Pero yo tomo café Express ese chiquito, tinto y dulce lo mejor para despejar la mente y seguir con la rutina del día. En la casa obviamente tengo mi cafetera Express moka Bialetti Caffe'.Italia

jueves, octubre 02, 2003

CaballinoRampante

Mi pasión, desde temprana edad, ha sido seguir la Formula 1, y extrañamente desde que empecé este blog no he publicado nada al respecto.
La verdad que el campeonato de este año estaba bastante complicado pero la ultima carrera en Estados Unidos, me ha traído de vuelta el alma al cuerpo.
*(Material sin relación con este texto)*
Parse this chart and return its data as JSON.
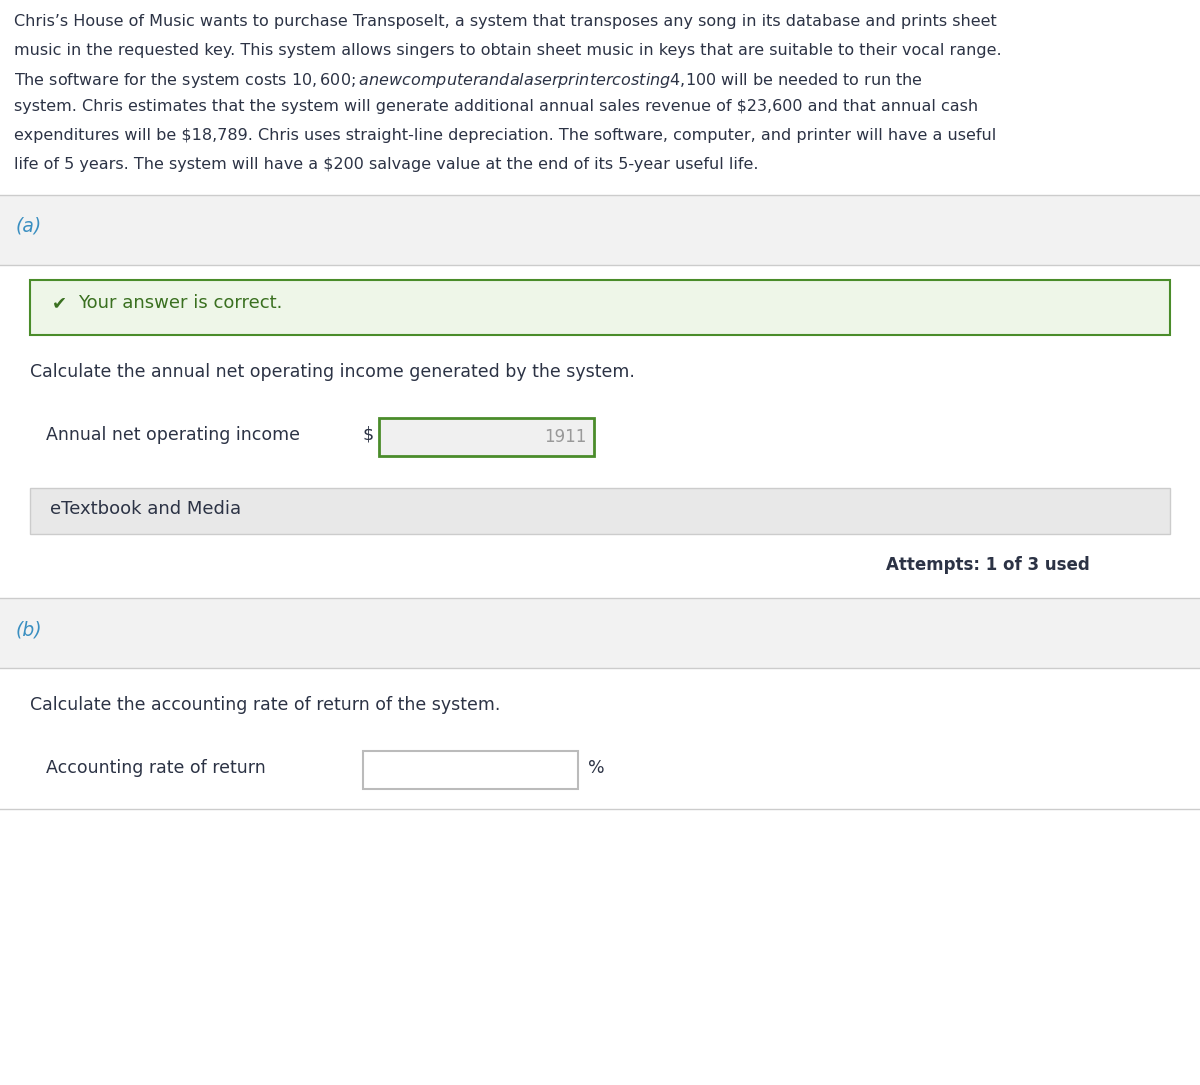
{
  "bg_color": "#ffffff",
  "section_bg": "#f2f2f2",
  "correct_box_bg": "#eef6e8",
  "correct_box_border": "#4a8c2a",
  "correct_text_color": "#3a7020",
  "checkmark_color": "#3a7020",
  "part_label_color": "#3a8fc1",
  "text_color": "#2c3345",
  "input_border_color_green": "#4a8c2a",
  "input_border_color_plain": "#bbbbbb",
  "input_bg": "#f0f0f0",
  "etextbook_bg": "#e8e8e8",
  "etextbook_border": "#cccccc",
  "divider_color": "#cccccc",
  "main_text_lines": [
    "Chris’s House of Music wants to purchase TransposeIt, a system that transposes any song in its database and prints sheet",
    "music in the requested key. This system allows singers to obtain sheet music in keys that are suitable to their vocal range.",
    "The software for the system costs $10,600; a new computer and a laser printer costing $4,100 will be needed to run the",
    "system. Chris estimates that the system will generate additional annual sales revenue of $23,600 and that annual cash",
    "expenditures will be $18,789. Chris uses straight-line depreciation. The software, computer, and printer will have a useful",
    "life of 5 years. The system will have a $200 salvage value at the end of its 5-year useful life."
  ],
  "part_a_label": "(a)",
  "correct_message": "Your answer is correct.",
  "calc_a_text": "Calculate the annual net operating income generated by the system.",
  "label_a": "Annual net operating income",
  "dollar_sign": "$",
  "value_a": "1911",
  "etextbook_text": "eTextbook and Media",
  "attempts_text": "Attempts: 1 of 3 used",
  "part_b_label": "(b)",
  "calc_b_text": "Calculate the accounting rate of return of the system.",
  "label_b": "Accounting rate of return",
  "percent_sign": "%"
}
La Ferrari, que tenia amenazado el campeonato, ha vuelto por sus fueros y conducida por Schumacher volvió a ganar, su sexta victoria en el campeonato, y salvo una desgracia en Zuzuka volverá a tener el campeonato de Pilotos, y el campeonato de marcas.
De ganar Schumacher habria ganado seis campeonatos del mundo y seria el primero en lograrlo, definitivamente es el mejor piloto del momento y eso que la prensa se lo trajo a bajo, porque no andaba bien, pero su calidad salio a relucir

miércoles, octubre 01, 2003

Hay un viejo aforismo que dice que al dinero llama al dinero, y el caso más sorprendente es el caso de Antonio Meucci, que quien es él, es el verdadero inventor del teléfono, quien por no tener US$ 10.00 no pudo renovar la patente, registrada en Nueva York.
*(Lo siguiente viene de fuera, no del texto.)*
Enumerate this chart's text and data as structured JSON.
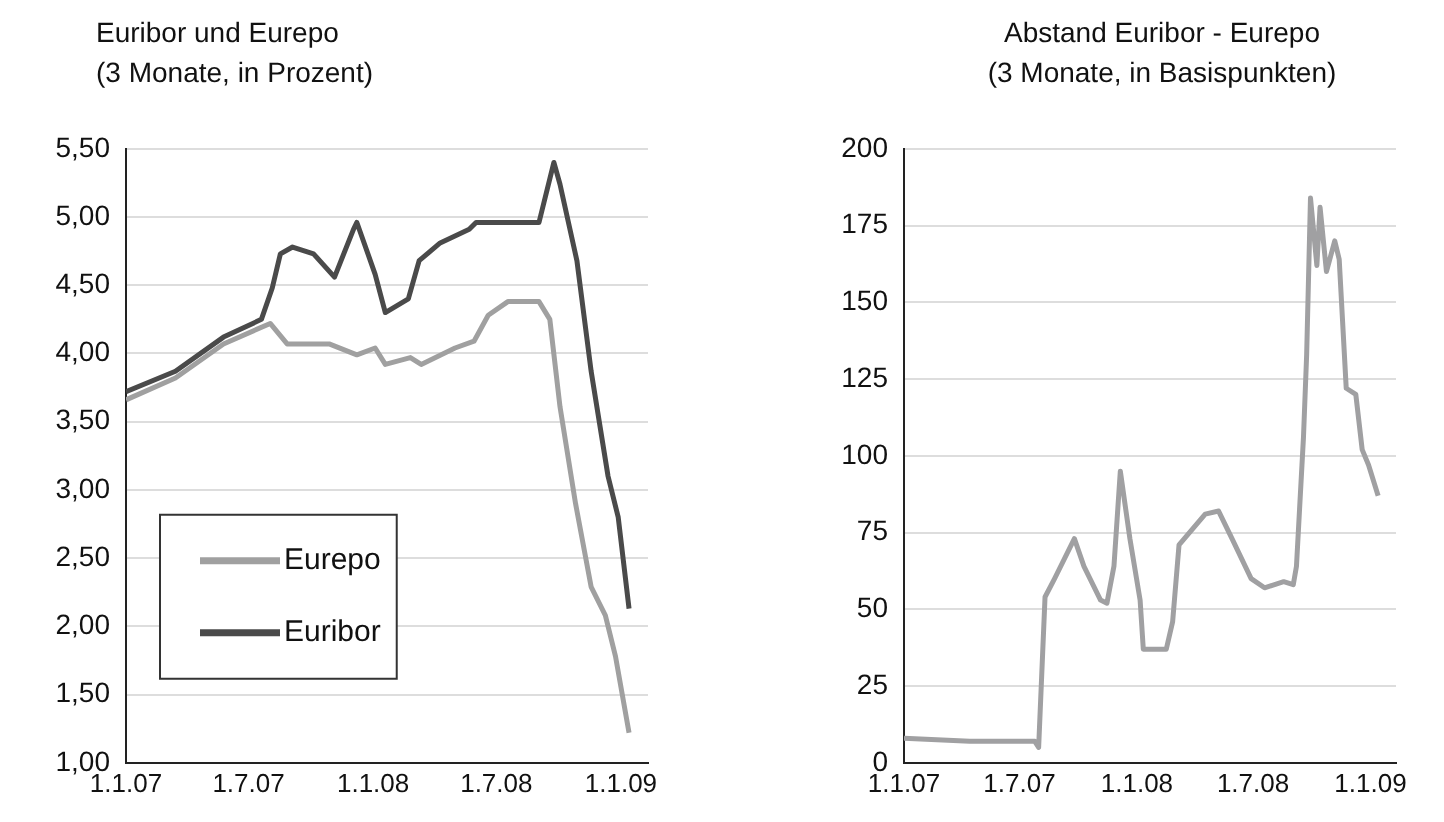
{
  "chart_data": [
    {
      "type": "line",
      "title": "Euribor und Eurepo",
      "subtitle": "(3 Monate, in Prozent)",
      "series": [
        {
          "name": "Eurepo",
          "color": "#a0a0a0",
          "x": [
            "2007-01-01",
            "2007-03-15",
            "2007-05-25",
            "2007-08-02",
            "2007-08-27",
            "2007-10-28",
            "2007-12-08",
            "2008-01-04",
            "2008-01-19",
            "2008-02-25",
            "2008-03-12",
            "2008-05-01",
            "2008-05-29",
            "2008-06-19",
            "2008-07-18",
            "2008-09-02",
            "2008-09-18",
            "2008-10-03",
            "2008-10-26",
            "2008-11-18",
            "2008-12-09",
            "2008-12-24",
            "2009-01-13"
          ],
          "values": [
            3.66,
            3.82,
            4.07,
            4.22,
            4.07,
            4.07,
            3.99,
            4.04,
            3.92,
            3.97,
            3.92,
            4.04,
            4.09,
            4.28,
            4.38,
            4.38,
            4.25,
            3.61,
            2.9,
            2.29,
            2.08,
            1.78,
            1.22
          ]
        },
        {
          "name": "Euribor",
          "color": "#4a4a4a",
          "x": [
            "2007-01-01",
            "2007-03-15",
            "2007-05-25",
            "2007-07-20",
            "2007-08-05",
            "2007-08-17",
            "2007-09-04",
            "2007-10-05",
            "2007-11-05",
            "2007-12-03",
            "2007-12-08",
            "2008-01-04",
            "2008-01-19",
            "2008-02-22",
            "2008-03-09",
            "2008-04-09",
            "2008-05-22",
            "2008-06-01",
            "2008-09-02",
            "2008-09-24",
            "2008-10-03",
            "2008-10-28",
            "2008-11-18",
            "2008-12-13",
            "2008-12-28",
            "2009-01-13"
          ],
          "values": [
            3.72,
            3.87,
            4.12,
            4.25,
            4.48,
            4.73,
            4.78,
            4.73,
            4.56,
            4.91,
            4.96,
            4.58,
            4.3,
            4.4,
            4.68,
            4.81,
            4.91,
            4.96,
            4.96,
            5.4,
            5.24,
            4.68,
            3.87,
            3.1,
            2.8,
            2.13
          ]
        }
      ],
      "xlim": [
        "2007-01-01",
        "2009-02-10"
      ],
      "xticks": [
        {
          "value": "2007-01-01",
          "label": "1.1.07"
        },
        {
          "value": "2007-07-01",
          "label": "1.7.07"
        },
        {
          "value": "2008-01-01",
          "label": "1.1.08"
        },
        {
          "value": "2008-07-01",
          "label": "1.7.08"
        },
        {
          "value": "2009-01-01",
          "label": "1.1.09"
        }
      ],
      "ylim": [
        1,
        5.5
      ],
      "yticks": [
        {
          "value": 1,
          "label": "1,00"
        },
        {
          "value": 1.5,
          "label": "1,50"
        },
        {
          "value": 2,
          "label": "2,00"
        },
        {
          "value": 2.5,
          "label": "2,50"
        },
        {
          "value": 3,
          "label": "3,00"
        },
        {
          "value": 3.5,
          "label": "3,50"
        },
        {
          "value": 4,
          "label": "4,00"
        },
        {
          "value": 4.5,
          "label": "4,50"
        },
        {
          "value": 5,
          "label": "5,00"
        },
        {
          "value": 5.5,
          "label": "5,50"
        }
      ],
      "grid": "y",
      "legend": "bottom left",
      "marker": "none"
    },
    {
      "type": "line",
      "title": "Abstand Euribor - Eurepo",
      "subtitle": "(3 Monate, in Basispunkten)",
      "series": [
        {
          "color": "#a0a0a2",
          "x": [
            "2007-01-01",
            "2007-04-14",
            "2007-07-25",
            "2007-07-31",
            "2007-08-10",
            "2007-08-25",
            "2007-09-25",
            "2007-10-10",
            "2007-11-05",
            "2007-11-15",
            "2007-11-26",
            "2007-12-06",
            "2007-12-21",
            "2008-01-06",
            "2008-01-11",
            "2008-02-16",
            "2008-02-26",
            "2008-03-07",
            "2008-04-17",
            "2008-05-08",
            "2008-05-29",
            "2008-06-28",
            "2008-07-19",
            "2008-08-18",
            "2008-09-02",
            "2008-09-07",
            "2008-09-18",
            "2008-09-23",
            "2008-09-29",
            "2008-10-09",
            "2008-10-14",
            "2008-10-24",
            "2008-11-06",
            "2008-11-13",
            "2008-11-24",
            "2008-12-09",
            "2008-12-19",
            "2008-12-29",
            "2009-01-13"
          ],
          "values": [
            8,
            7,
            7,
            5,
            54,
            60,
            73,
            64,
            53,
            52,
            64,
            95,
            73,
            53,
            37,
            37,
            46,
            71,
            81,
            82,
            73,
            60,
            57,
            59,
            58,
            64,
            106,
            133,
            184,
            162,
            181,
            160,
            170,
            164,
            122,
            120,
            102,
            97,
            87
          ]
        }
      ],
      "xlim": [
        "2007-01-01",
        "2009-02-10"
      ],
      "xticks": [
        {
          "value": "2007-01-01",
          "label": "1.1.07"
        },
        {
          "value": "2007-07-01",
          "label": "1.7.07"
        },
        {
          "value": "2008-01-01",
          "label": "1.1.08"
        },
        {
          "value": "2008-07-01",
          "label": "1.7.08"
        },
        {
          "value": "2009-01-01",
          "label": "1.1.09"
        }
      ],
      "ylim": [
        0,
        200
      ],
      "yticks": [
        0,
        25,
        50,
        75,
        100,
        125,
        150,
        175,
        200
      ],
      "grid": "y",
      "marker": "none"
    }
  ]
}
Pero aun más interesante es el hecho es que él visito a la Western Union, compañía donde trabajaba Graham Bell, con todos los documentos que sustentaban su invento y fueron extrañamente perdidos, para que dos años mas tarde Bell registrara la patente a su nombre, ¡se los robo!.

Recién en el 2002, el congreso Norteamericano reconoció que Meucci es el verdadreo inventor del teléfono. ¿ Le reconoceran a la familia los derechos economicos?.